OLDWICK, N.J.--(BUSINESS WIRE)--AM Best has removed from under review with negative implications and affirmed the Financial Strength Rating of B (Fair) and the Long-Term Issuer Credit Rating of “bb” of Weston Insurance Company (Weston) (Coral Gables, FL). The outlook assigned to these Credit Ratings (ratings) is negative.
The ratings reflect Weston’s balance sheet strength, which AM Best categorizes as adequate, as well as its marginal operating performance, limited business profile and appropriate enterprise risk management (ERM).
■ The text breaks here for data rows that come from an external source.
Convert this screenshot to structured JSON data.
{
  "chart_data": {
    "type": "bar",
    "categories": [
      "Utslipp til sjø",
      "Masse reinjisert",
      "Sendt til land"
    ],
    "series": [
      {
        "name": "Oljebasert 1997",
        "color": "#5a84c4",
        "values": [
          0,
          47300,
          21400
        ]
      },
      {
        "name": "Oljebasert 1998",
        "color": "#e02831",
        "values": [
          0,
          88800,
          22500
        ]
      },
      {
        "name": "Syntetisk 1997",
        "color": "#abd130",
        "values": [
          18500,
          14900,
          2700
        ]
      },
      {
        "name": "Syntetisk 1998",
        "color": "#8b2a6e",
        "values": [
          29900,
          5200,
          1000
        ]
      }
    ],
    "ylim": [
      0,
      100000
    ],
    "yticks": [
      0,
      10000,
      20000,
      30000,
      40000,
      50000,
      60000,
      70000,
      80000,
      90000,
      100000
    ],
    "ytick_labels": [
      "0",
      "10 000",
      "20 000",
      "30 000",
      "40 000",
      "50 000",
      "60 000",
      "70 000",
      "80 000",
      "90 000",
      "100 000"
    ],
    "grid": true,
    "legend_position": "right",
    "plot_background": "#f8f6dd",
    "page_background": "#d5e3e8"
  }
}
Weston recently converted all outstanding preferred shares, accumulated dividends and a bridge loan into common equity at its ultimate parent, Weston Insurance Holdings Corporation. As a result, the financial leverage at the parent company, which is embedded within Weston’s overall balance sheet assessment, significantly improved as compared with when the ratings were placed under review on Nov. 19, 2019. Concurrently, Weston experienced surplus erosion through the first six months of 2020, driven by assumed catastrophe losses from newly acquired sister company, Weston Specialty Insurance Company (formerly Anchor Specialty Insurance Company), and the liquidation of the wholly-owned Weston Select Insurance Company to facilitate the purchase of Weston Specialty Insurance Company. The reduction in capital, combined with the purchase of less catastrophe reinsurance protection at renewal, drove a material decline in risk-adjusted capitalization, as measured by Best’s Capital Adequacy Ratio (BCAR). These unfavorable trends are reflected by the negative outlook that has been assigned to the ratings.
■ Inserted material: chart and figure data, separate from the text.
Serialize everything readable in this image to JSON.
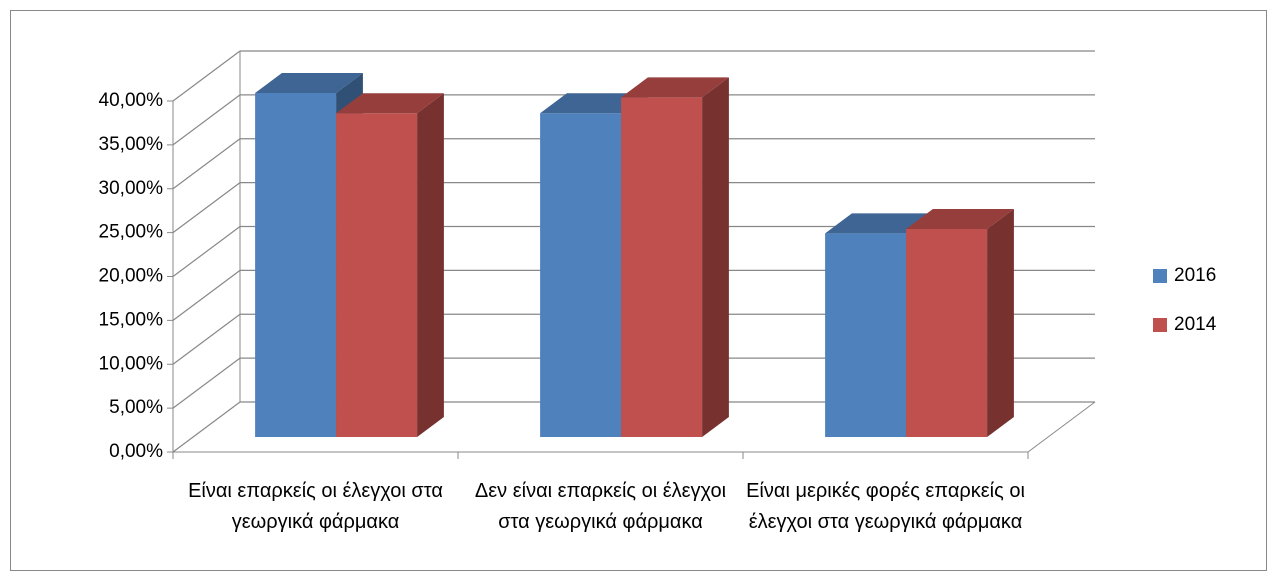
{
  "chart_data": {
    "type": "bar3d",
    "categories": [
      "Είναι επαρκείς οι έλεγχοι στα γεωργικά φάρμακα",
      "Δεν είναι επαρκείς οι έλεγχοι στα γεωργικά φάρμακα",
      "Είναι μερικές φορές επαρκείς οι έλεγχοι στα γεωργικά φάρμακα"
    ],
    "series": [
      {
        "name": "2016",
        "color": "#4f81bd",
        "values": [
          39.2,
          36.9,
          23.2
        ]
      },
      {
        "name": "2014",
        "color": "#c0504d",
        "values": [
          36.9,
          38.7,
          23.7
        ]
      }
    ],
    "ylim": [
      0,
      40
    ],
    "yticks": [
      {
        "value": 0,
        "label": "0,00%"
      },
      {
        "value": 5,
        "label": "5,00%"
      },
      {
        "value": 10,
        "label": "10,00%"
      },
      {
        "value": 15,
        "label": "15,00%"
      },
      {
        "value": 20,
        "label": "20,00%"
      },
      {
        "value": 25,
        "label": "25,00%"
      },
      {
        "value": 30,
        "label": "30,00%"
      },
      {
        "value": 35,
        "label": "35,00%"
      },
      {
        "value": 40,
        "label": "40,00%"
      }
    ],
    "grid": true,
    "legend": "right"
  }
}
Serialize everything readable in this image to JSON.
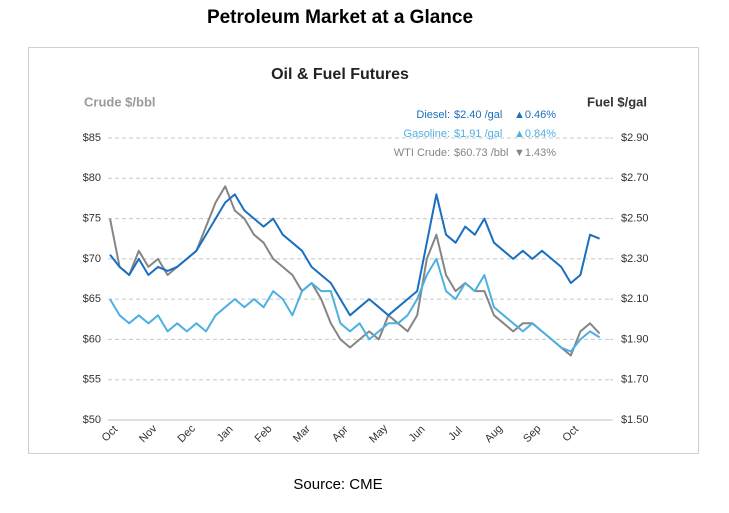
{
  "header": "Petroleum Market at a Glance",
  "source": "Source: CME",
  "chart_data": {
    "type": "line",
    "title": "Oil & Fuel Futures",
    "y_label": "Crude $/bbl",
    "y2_label": "Fuel $/gal",
    "categories": [
      "Oct",
      null,
      null,
      null,
      "Nov",
      null,
      null,
      null,
      "Dec",
      null,
      null,
      null,
      "Jan",
      null,
      null,
      null,
      "Feb",
      null,
      null,
      null,
      "Mar",
      null,
      null,
      null,
      "Apr",
      null,
      null,
      null,
      "May",
      null,
      null,
      null,
      "Jun",
      null,
      null,
      null,
      "Jul",
      null,
      null,
      null,
      "Aug",
      null,
      null,
      null,
      "Sep",
      null,
      null,
      null,
      "Oct",
      null,
      null,
      null
    ],
    "ylim": [
      50,
      85
    ],
    "yticks": [
      {
        "value": 50,
        "label": "$50"
      },
      {
        "value": 55,
        "label": "$55"
      },
      {
        "value": 60,
        "label": "$60"
      },
      {
        "value": 65,
        "label": "$65"
      },
      {
        "value": 70,
        "label": "$70"
      },
      {
        "value": 75,
        "label": "$75"
      },
      {
        "value": 80,
        "label": "$80"
      },
      {
        "value": 85,
        "label": "$85"
      }
    ],
    "y2lim": [
      1.5,
      2.9
    ],
    "y2ticks": [
      {
        "value": 1.5,
        "label": "$1.50"
      },
      {
        "value": 1.7,
        "label": "$1.70"
      },
      {
        "value": 1.9,
        "label": "$1.90"
      },
      {
        "value": 2.1,
        "label": "$2.10"
      },
      {
        "value": 2.3,
        "label": "$2.30"
      },
      {
        "value": 2.5,
        "label": "$2.50"
      },
      {
        "value": 2.7,
        "label": "$2.70"
      },
      {
        "value": 2.9,
        "label": "$2.90"
      }
    ],
    "grid": true,
    "series": [
      {
        "name": "Diesel:",
        "last_label": "$2.40 /gal",
        "change": "▲0.46%",
        "color": "#1a6fbf",
        "axis": "y2",
        "values": [
          2.32,
          2.26,
          2.22,
          2.3,
          2.22,
          2.26,
          2.24,
          2.26,
          2.3,
          2.34,
          2.42,
          2.5,
          2.58,
          2.62,
          2.54,
          2.5,
          2.46,
          2.5,
          2.42,
          2.38,
          2.34,
          2.26,
          2.22,
          2.18,
          2.1,
          2.02,
          2.06,
          2.1,
          2.06,
          2.02,
          2.06,
          2.1,
          2.14,
          2.38,
          2.62,
          2.42,
          2.38,
          2.46,
          2.42,
          2.5,
          2.38,
          2.34,
          2.3,
          2.34,
          2.3,
          2.34,
          2.3,
          2.26,
          2.18,
          2.22,
          2.42,
          2.4
        ]
      },
      {
        "name": "Gasoline:",
        "last_label": "$1.91 /gal",
        "change": "▲0.84%",
        "color": "#4db0e3",
        "axis": "y2",
        "values": [
          2.1,
          2.02,
          1.98,
          2.02,
          1.98,
          2.02,
          1.94,
          1.98,
          1.94,
          1.98,
          1.94,
          2.02,
          2.06,
          2.1,
          2.06,
          2.1,
          2.06,
          2.14,
          2.1,
          2.02,
          2.14,
          2.18,
          2.14,
          2.14,
          1.98,
          1.94,
          1.98,
          1.9,
          1.94,
          1.98,
          1.98,
          2.02,
          2.1,
          2.22,
          2.3,
          2.14,
          2.1,
          2.18,
          2.14,
          2.22,
          2.06,
          2.02,
          1.98,
          1.94,
          1.98,
          1.94,
          1.9,
          1.86,
          1.84,
          1.9,
          1.94,
          1.91
        ]
      },
      {
        "name": "WTI Crude:",
        "last_label": "$60.73 /bbl",
        "change": "▼1.43%",
        "color": "#858585",
        "values": [
          75,
          69,
          68,
          71,
          69,
          70,
          68,
          69,
          70,
          71,
          74,
          77,
          79,
          76,
          75,
          73,
          72,
          70,
          69,
          68,
          66,
          67,
          65,
          62,
          60,
          59,
          60,
          61,
          60,
          63,
          62,
          61,
          63,
          70,
          73,
          68,
          66,
          67,
          66,
          66,
          63,
          62,
          61,
          62,
          62,
          61,
          60,
          59,
          58,
          61,
          62,
          60.73
        ]
      }
    ]
  }
}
Operating performance, categorized as marginal, experienced volatility driven by the aforementioned assumed losses; however, AM Best expects any additional near term losses to be mitigated by changes in the quota share treaty, which include no further retained catastrophe losses subject to a $20 million aggregate limit. The limited business profile continues to reflect product and geographic concentrations that carry above average exposure to severe weather losses. Concern has also developed regarding Weston’s ERM program and its ability to mitigate ongoing pressures effectively, given the observed increase in retained exposure at tail events. This concern is highlighted by the hardening reinsurance market given Weston’s business model, which strategically relies on reinsurance to generate ceding commissions.